One basic issue was the difference in the rights of Jewish citizens and non-Jewish citizens. Palestinians could not purchase land in most Jewish areas. Nor could Palestinians expand their villages as population growth demanded, but Jewish villages could readily expand as needed. These issues have not been addressed in the land reform discussions.


wat0n wrote:The PA investigated the issue and it found no wrongdoing on Iraneios' part. Sorry, but no.


So you do not find anything wrong in this behavior and this is absolutely fine to be done to your synagogues in Europe?

In 2005, then-Patriarch Irenaios sparked outrage within the Church after he reportedly sold some of its land to a group of Israeli investors.

The clergy was incensed that the Patriarch would sell Church land, and the Arab laity even more so, because they left that their land had been sold to Israelis. In response, the Holy Synod stripped Patriarch Irenaios of his position, replacing him with the current Patriarch, Theophilos III.

This began a difficult two-year stretch for the Church. Besides the controversy within the Church, external problems surfaced as well.

The Israeli government refused to recognize Irenaios’s removal, citing the need for government approval for the action. By the same token, it refused to confirm Patriarch Theophilos as Irenaios’s successor. Some accusations said figures in the Israeli government blocked the Patriarchate’s recognition in order to gain valuable church properties.

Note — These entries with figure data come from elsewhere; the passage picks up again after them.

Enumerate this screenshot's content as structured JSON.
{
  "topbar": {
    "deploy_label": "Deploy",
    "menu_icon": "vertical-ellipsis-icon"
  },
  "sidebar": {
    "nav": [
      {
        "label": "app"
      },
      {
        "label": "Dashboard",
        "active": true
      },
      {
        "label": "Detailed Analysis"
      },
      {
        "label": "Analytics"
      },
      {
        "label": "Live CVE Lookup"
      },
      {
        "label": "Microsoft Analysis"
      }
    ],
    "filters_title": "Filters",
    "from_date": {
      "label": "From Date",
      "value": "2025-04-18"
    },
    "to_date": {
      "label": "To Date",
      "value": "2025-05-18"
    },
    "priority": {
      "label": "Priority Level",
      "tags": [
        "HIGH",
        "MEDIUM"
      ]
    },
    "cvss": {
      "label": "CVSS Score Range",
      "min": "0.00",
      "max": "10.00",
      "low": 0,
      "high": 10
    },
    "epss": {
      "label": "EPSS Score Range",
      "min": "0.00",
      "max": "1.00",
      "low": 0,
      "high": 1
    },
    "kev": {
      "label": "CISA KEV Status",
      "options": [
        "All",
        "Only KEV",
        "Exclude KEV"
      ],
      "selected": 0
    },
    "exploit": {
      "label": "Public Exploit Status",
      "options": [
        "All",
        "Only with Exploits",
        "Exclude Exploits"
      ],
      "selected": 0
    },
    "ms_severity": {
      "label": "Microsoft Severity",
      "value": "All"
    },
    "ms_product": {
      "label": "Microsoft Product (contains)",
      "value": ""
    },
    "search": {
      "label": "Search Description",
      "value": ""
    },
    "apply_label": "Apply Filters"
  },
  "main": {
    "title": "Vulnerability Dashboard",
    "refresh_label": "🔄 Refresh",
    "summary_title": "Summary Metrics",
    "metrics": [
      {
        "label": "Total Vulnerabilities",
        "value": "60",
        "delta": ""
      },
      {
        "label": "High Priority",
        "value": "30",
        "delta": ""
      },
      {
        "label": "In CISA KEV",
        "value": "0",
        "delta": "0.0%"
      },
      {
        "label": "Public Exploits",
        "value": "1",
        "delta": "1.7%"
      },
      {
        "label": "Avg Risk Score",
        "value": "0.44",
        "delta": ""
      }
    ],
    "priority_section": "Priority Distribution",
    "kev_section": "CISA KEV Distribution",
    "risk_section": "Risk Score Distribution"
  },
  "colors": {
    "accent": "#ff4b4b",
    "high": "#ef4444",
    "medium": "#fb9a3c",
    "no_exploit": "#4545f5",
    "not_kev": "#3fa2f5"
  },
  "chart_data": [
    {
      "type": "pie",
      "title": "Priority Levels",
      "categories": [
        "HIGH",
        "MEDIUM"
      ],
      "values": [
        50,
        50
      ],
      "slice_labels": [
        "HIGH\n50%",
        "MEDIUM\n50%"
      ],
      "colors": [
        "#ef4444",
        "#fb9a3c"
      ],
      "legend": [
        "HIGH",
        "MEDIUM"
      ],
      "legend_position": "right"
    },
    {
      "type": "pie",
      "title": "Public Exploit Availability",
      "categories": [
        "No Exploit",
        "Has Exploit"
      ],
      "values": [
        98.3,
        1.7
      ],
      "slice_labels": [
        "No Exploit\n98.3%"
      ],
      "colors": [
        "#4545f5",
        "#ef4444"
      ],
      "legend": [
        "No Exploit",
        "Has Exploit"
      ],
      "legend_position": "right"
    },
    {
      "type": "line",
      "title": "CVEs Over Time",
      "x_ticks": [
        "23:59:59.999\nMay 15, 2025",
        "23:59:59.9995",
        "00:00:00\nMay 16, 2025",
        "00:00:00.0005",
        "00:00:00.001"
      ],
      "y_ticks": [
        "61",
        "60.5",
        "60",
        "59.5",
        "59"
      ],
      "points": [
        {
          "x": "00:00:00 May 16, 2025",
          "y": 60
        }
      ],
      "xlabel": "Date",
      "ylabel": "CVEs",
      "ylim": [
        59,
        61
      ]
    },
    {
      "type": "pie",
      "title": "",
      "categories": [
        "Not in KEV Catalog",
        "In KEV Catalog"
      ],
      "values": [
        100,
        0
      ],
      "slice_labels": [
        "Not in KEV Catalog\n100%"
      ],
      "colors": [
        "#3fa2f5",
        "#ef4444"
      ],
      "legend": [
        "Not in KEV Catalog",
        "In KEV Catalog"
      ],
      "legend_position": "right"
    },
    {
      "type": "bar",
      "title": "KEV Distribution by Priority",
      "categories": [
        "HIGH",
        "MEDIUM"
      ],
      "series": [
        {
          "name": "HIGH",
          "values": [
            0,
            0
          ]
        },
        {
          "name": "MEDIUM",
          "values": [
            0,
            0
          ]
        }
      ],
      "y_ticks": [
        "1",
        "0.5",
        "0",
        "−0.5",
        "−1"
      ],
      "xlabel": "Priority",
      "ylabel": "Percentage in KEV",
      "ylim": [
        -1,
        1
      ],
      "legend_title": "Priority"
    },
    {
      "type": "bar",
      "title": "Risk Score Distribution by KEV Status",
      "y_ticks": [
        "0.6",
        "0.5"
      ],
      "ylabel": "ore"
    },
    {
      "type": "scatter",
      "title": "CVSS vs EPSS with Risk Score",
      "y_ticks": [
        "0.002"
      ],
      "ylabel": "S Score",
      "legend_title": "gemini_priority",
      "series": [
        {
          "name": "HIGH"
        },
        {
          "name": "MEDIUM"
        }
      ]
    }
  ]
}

As Patriarch Theophilos labored to restore the Church to its previous calm, he was challenged with a government freeze of the Patriarchate’s bank accounts, the funds of which were needed for maintaining the holy places and the Patriarchate’s school system.

The following year, the Israeli government refused to renew visas for many of the Greek clergy, which would have necessitated their exodus from Israel.